WILLIAMSTOWN — A recent rummage through some old “clips” — articles scissored from the pages of newspapers for presentation to prospective employers in journalistic job hunts of yesteryear — conjured up recollections of two members of my personal legal hall of fame.
From 1979 to 2005, I spent countless hours covering courts for two daily newspapers, this one and the former (Troy, N.Y.) Times-Record, now The Record. I found the court beat especially agreeable. The hours were, generally, regular, but when overtime kicked in, as it sometimes did during daily coverage of a trial, I found that any inconvenience was smothered by the fascinating work of true-crime storytelling for an audience rendered the more receptive by the delivery (and/or the promise) of tidbits from life’s dark side.
Still, as in a theater or on an ice hockey rink, there’s line flubbing, bad ad-libbing or a push that brings the gloves off. This can produce a tantalizing mixture of precision-driven histrionics, melodrama, ice-cold legalism and suspense. From here, it seems that despite this seemingly unstable — even explosive — combination, justice usually shines through.
My two hall-of-famers played in very different leagues, but their work as staunch defenders of people and causes seen by virtually all around them as morally and/or legally indefensible puts them in a class that’s small and is said to be getting smaller.
George B. Crane
I first “met” George B. Crane over a telephone. I’d called his Pittsfield office to inquire about a case he was handling in Berkshire Superior Court.
I had been handed the story in mid-stream — I hadn’t been in court — and was lacking a few essential details. In my work I’d run across defense lawyers, judges and prosecutors who had taken exception to being asked for information that they viewed as being easily available to anyone with an intelligent interest in the case, and they resented being asked for a soundbite or a Cliff Note-type of review of events to date.
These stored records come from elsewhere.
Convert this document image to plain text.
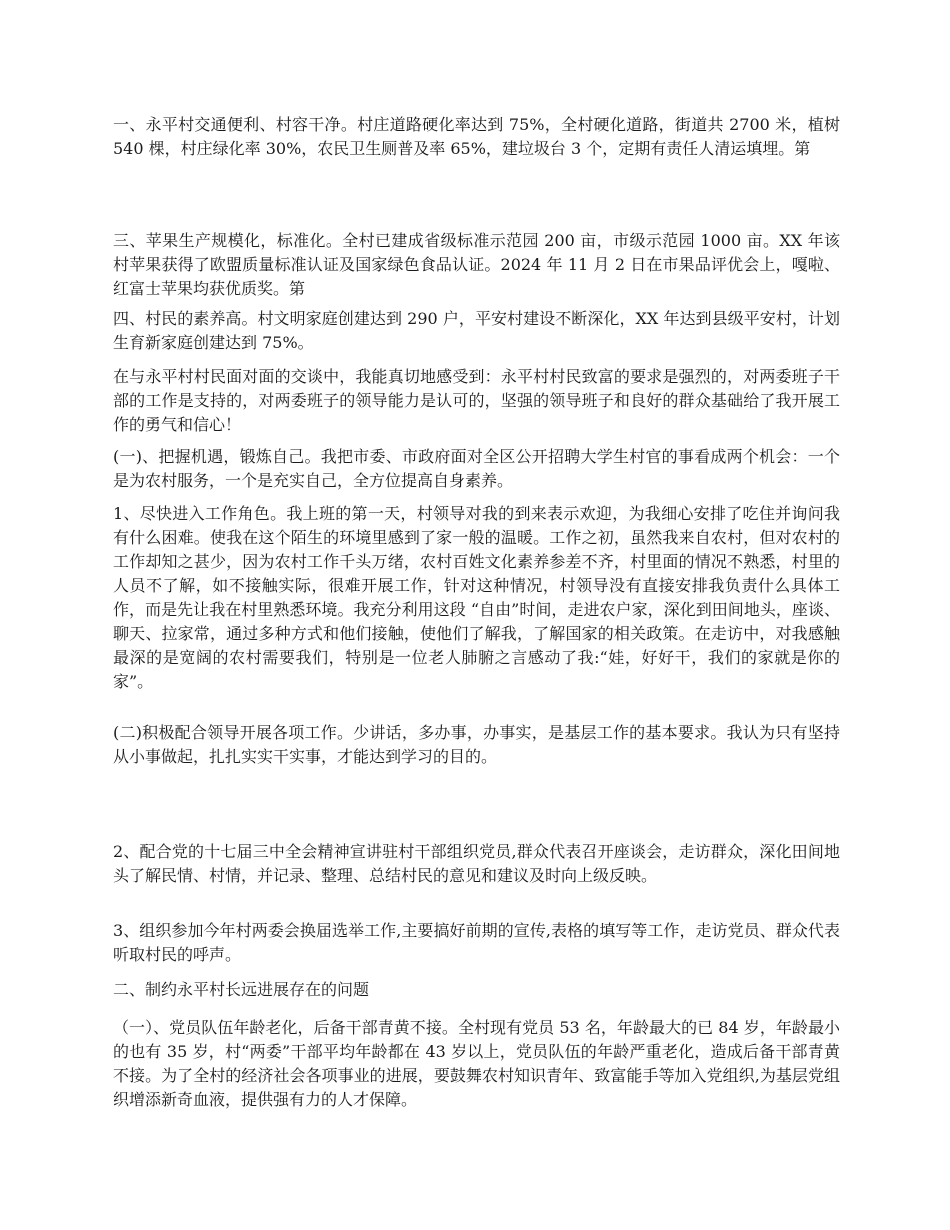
一、永平村交通便利、村容干净。村庄道路硬化率达到 75%，全村硬化道路，街道共 2700 米，植树 540 棵，村庄绿化率 30%，农民卫生厕普及率 65%，建垃圾台 3 个，定期有责任人清运填埋。第

三、苹果生产规模化，标准化。全村已建成省级标准示范园 200 亩，市级示范园 1000 亩。XX 年该村苹果获得了欧盟质量标准认证及国家绿色食品认证。2024 年 11 月 2 日在市果品评优会上，嘎啦、红富士苹果均获优质奖。第

四、村民的素养高。村文明家庭创建达到 290 户，平安村建设不断深化，XX 年达到县级平安村，计划生育新家庭创建达到 75%。

在与永平村村民面对面的交谈中，我能真切地感受到：永平村村民致富的要求是强烈的，对两委班子干部的工作是支持的，对两委班子的领导能力是认可的，坚强的领导班子和良好的群众基础给了我开展工作的勇气和信心！

(一)、把握机遇，锻炼自己。我把市委、市政府面对全区公开招聘大学生村官的事看成两个机会：一个是为农村服务，一个是充实自己，全方位提高自身素养。

1、尽快进入工作角色。我上班的第一天，村领导对我的到来表示欢迎，为我细心安排了吃住并询问我有什么困难。使我在这个陌生的环境里感到了家一般的温暖。工作之初，虽然我来自农村，但对农村的工作却知之甚少，因为农村工作千头万绪，农村百姓文化素养参差不齐，村里面的情况不熟悉，村里的人员不了解，如不接触实际，很难开展工作，针对这种情况，村领导没有直接安排我负责什么具体工作，而是先让我在村里熟悉环境。我充分利用这段 “自由”时间，走进农户家，深化到田间地头，座谈、聊天、拉家常，通过多种方式和他们接触，使他们了解我，了解国家的相关政策。在走访中，对我感触最深的是宽阔的农村需要我们，特别是一位老人肺腑之言感动了我:“娃，好好干，我们的家就是你的家”。

(二)积极配合领导开展各项工作。少讲话，多办事，办事实，是基层工作的基本要求。我认为只有坚持从小事做起，扎扎实实干实事，才能达到学习的目的。

2、配合党的十七届三中全会精神宣讲驻村干部组织党员,群众代表召开座谈会，走访群众，深化田间地头了解民情、村情，并记录、整理、总结村民的意见和建议及时向上级反映。

3、组织参加今年村两委会换届选举工作,主要搞好前期的宣传,表格的填写等工作，走访党员、群众代表听取村民的呼声。

二、制约永平村长远进展存在的问题

（一）、党员队伍年龄老化，后备干部青黄不接。全村现有党员 53 名，年龄最大的已 84 岁，年龄最小的也有 35 岁，村“两委”干部平均年龄都在 43 岁以上，党员队伍的年龄严重老化，造成后备干部青黄不接。为了全村的经济社会各项事业的进展，要鼓舞农村知识青年、致富能手等加入党组织,为基层党组织增添新奇血液，提供强有力的人才保障。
I needn’t have worried about that with Crane. His office phone, I soon learned, “rang through” to his house. A gourmet cook, he worked in his kitchen while he thoroughly filled me in. More than once, he warned me that I was getting only his version and that a call to the DA’s office might be in order. This served not only as sound advice but as a signal to me that I was dealing with an honest man. George Crane was the straightest of straight shooters.
He battled alcoholism for more than 30 years and helped many recovering alcoholics through an organization he helped establish: the SIOGA Club on Linden Street. The club’s headquarters are named for him.
“The important part of my alcoholism is that I recovered from it,” he told an interviewer when he retired. “Alcoholism is a disease that can only be diagnosed by an alcoholic himself. To set that person on the right path is a very satisfying thing to do.”
After a 50-plus year career as a criminal defense lawyer, Crane died in 2007 at age 79.
Herald Price Fahringer
Herald Price Fahringer came to the U.S. District Court in Albany in the early summer of 1980 to defend Richard Gordon, a financial adviser who faced numerous counts of wire fraud.
Movie star handsome and dressed to the nines, Fahringer, who practiced in Manhattan, was preceded by his reputation as attorney for some 100 “adult entertainment” establishments in and around Times Square. He also represented pornographic magazine publishers Al Goldstein and Larry Flynt.
Later, his fame widened when he defended Claus von Bulow, the Newport, R.I., socialite accused of the attempted murder of his wife, Sunny, heiress to a Pittsburgh utilities fortune. He lost the case, but von Bulow prevailed on an appeal handled by other lawyers.
Other Fahringer clients included Jean Harris, accused murderer of “diet doctor” Hyman Tarnower.
The Straight-laced Fahringer eschewed alcohol, tobacco, even candy — and abhorred bad language.
“You don’t ever use a four-letter word around Herald,” Goldstein, publisher of “Screw” magazine, told an interviewer.
“Freedom is only meaningful if it includes all speech, no matter who is offended by it,” Fahringer once said. “The freedom guaranteed by the First Amendment is indivisible. You can’t take it from Larry Flynt and keep it for yourself. The real question in this case is: Are we afraid to be free?”
Fahringer died in 2015 at age 87.
Even a glance at recent headlines signals deepening fear for the safety and security of the nation’s basic rights. Front-line defenders like Crane and Fahringer cannot be replaced but they must be succeeded.
An item in last week’s Notes & Footnotes incorrectly reported the maiden name of Ida Compton, secretary to Sinclair Lewis. She was the former Ida Lightman of Pittsfield.